Internet, les origines
Mais qui a inventé Internet ? Au cœur de l'été, un débat fait rage de l'autre côté de l'Atlantique pour attribuer la paternité du roi des réseaux. Imputable aux efforts des seules entreprises privées pour certains, dû au gouvernement américain pour d'autres. Plongée dans les origines du Net.
[Lu sur le Wall Street Journal, Slate, LATimes]
Vautrés que vous étiez sur une plage de sable fin (ok, nous aussi), vous avez peut-être loupé l’une des dernières guéguerres en date sur Internet. A savoir : une lutte pour attribuer la paternité du réseau des réseaux.
Car pour certains, pas de doute, les entreprises privées sont les génitrices de ce bien joli bébé. “Contrairement à la légende, il ne s’agit pas du gouvernement [américain]“ peut-on lire dans le Wall Street Journal sous la plume de Gordon Crovitz, ancien du journal et aujourd’hui consultant média et nouvelles technologies.

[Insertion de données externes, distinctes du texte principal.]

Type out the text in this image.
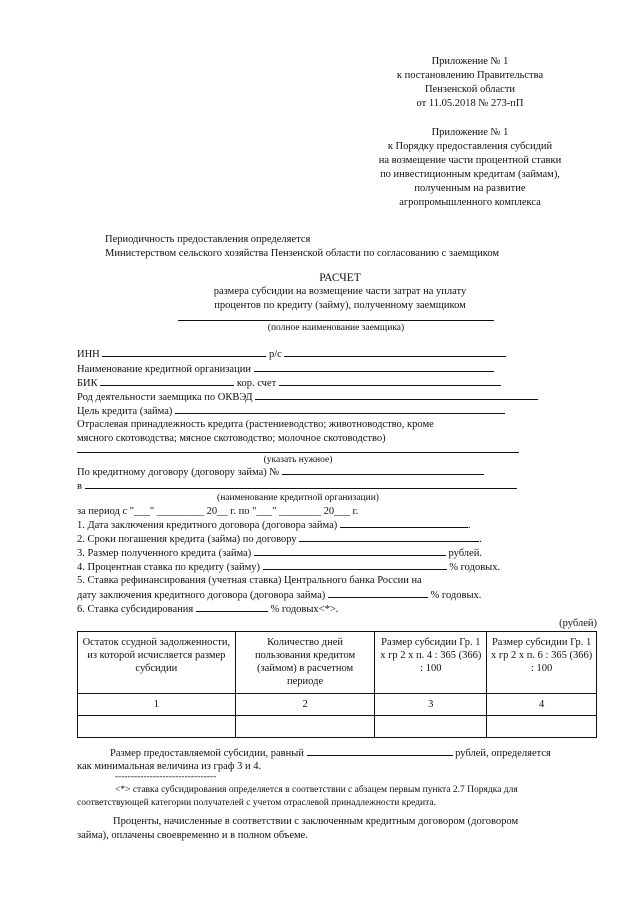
Приложение № 1
к постановлению Правительства
Пензенской области
от 11.05.2018 № 273-пП
Приложение № 1
к Порядку предоставления субсидий
на возмещение части процентной ставки
по инвестиционным кредитам (займам),
полученным на развитие
агропромышленного комплекса
Периодичность предоставления определяется
Министерством сельского хозяйства Пензенской области по согласованию с заемщиком
РАСЧЕТ
размера субсидии на возмещение части затрат на уплату
процентов по кредиту (займу), полученному заемщиком
(полное наименование заемщика)
ИНН	р/с
Наименование кредитной организации
БИК	кор. счет
Род деятельности заемщика по ОКВЭД
Цель кредита (займа)
Отраслевая принадлежность кредита (растениеводство; животноводство, кроме
мясного скотоводства; мясное скотоводство; молочное скотоводство)
(указать нужное)
По кредитному договору (договору займа) №
в
(наименование кредитной организации)
за период с "___" _________ 20__ г. по "___" ________ 20___ г.
1. Дата заключения кредитного договора (договора займа)	.
2. Сроки погашения кредита (займа) по договору	.
3. Размер полученного кредита (займа)	рублей.
4. Процентная ставка по кредиту (займу)	% годовых.
5. Ставка рефинансирования (учетная ставка) Центрального банка России на
дату заключения кредитного договора (договора займа)	% годовых.
6. Ставка субсидирования	% годовых<*>.
(рублей)
Остаток ссудной задолженности, из которой исчисляется размер субсидии	Количество дней пользования кредитом (займом) в расчетном периоде	Размер субсидии Гр. 1 x гр 2 x п. 4 : 365 (366) : 100	Размер субсидии Гр. 1 x гр 2 x п. 6 : 365 (366) : 100
1	2	3	4

Размер предоставляемой субсидии, равный	рублей, определяется
как минимальная величина из граф 3 и 4.
--------------------------------
<*> ставка субсидирования определяется в соответствии с абзацем первым пункта 2.7 Порядка для
соответствующей категории получателей с учетом отраслевой принадлежности кредита.
Проценты, начисленные в соответствии с заключенным кредитным договором (договором
займа), оплачены своевременно и в полном объеме.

Publiée fin juillet, sa tribune “Who really invented the Internet?” (“Qui a vraiment inventé l’Internet?”) attribue la paternité du Net à une entreprise made in USA, Xerox, à l’origine d’une autre technologie : Ethernet1. Et réécrit donc au passage l’histoire communément admise, selon laquelle Internet découle des travaux menés dans les années 1960 au sein du DARPA (Defense Advanced Research Projects Agency), une agence du département de la Défense américain. Le fameux “Arpanet”, qui, s’il n’était pas à proprement parler Internet, n’en constituait pas moins un embryon, ainsi que le creuset de la communauté dont les travaux et les découvertes constituent le socle du roi des réseaux.
Un projet du gouvernement
Cette réinterprétation historique n’est pas passée inaperçue, suscitant une déferlante de réactions sur le Net en question. Cité comme référence dans l’article incriminé, le journaliste du LA Times Michael Hiltzik s’est inscrit en faux en réaffirmant dans un article que selon lui, “Internet tel que nous le connaissons est bel et bien né d’un projet du gouvernement.” Et d’ajouter :
Il est vrai qu’Internet a décollé après sa privatisation en 1995. Mais pour être privatisé, il faut d’abord appartenir à l’État.
Sur Slate.com, Farhad Manjoo se fait plus violent, écrivant que “quasiment tout l’article de Crovitz est d’une délirante ineptie” :
Il se trompe sur l’histoire de base, il se trompe sur les technologies qui définissent Internet, et, surtout, il passe à côté de l’importante interaction entre fonds publics et privés nécessaires à toutes les grandes avancées technologiques modernes.
Et le spécialiste nouvelles technologies du site de démonter point par point l’argumentaire de son ancien confrère. En profitant notamment pour rappeler qu’AT&T, gros bonnet des télécommunications américaines, s’était opposé à l’idée d’un ingénieur qui avait imaginé un réseau décentralisé, au fonctionnement rappelant étrangement Internet. Et Manjoo d’enfoncer le clou : “L’affirmation de Crovitz selon laquelle le gouvernement a ralenti le développement d’Internet est aussi complètement crétine. En fait, si vous voulez vraiment reprocher à quelqu’un d’avoir mis des bâtons dans les roues d’Internet, vous auriez tout à gagner en pariant sur la plus grande entreprise privée du pays —AT&T.”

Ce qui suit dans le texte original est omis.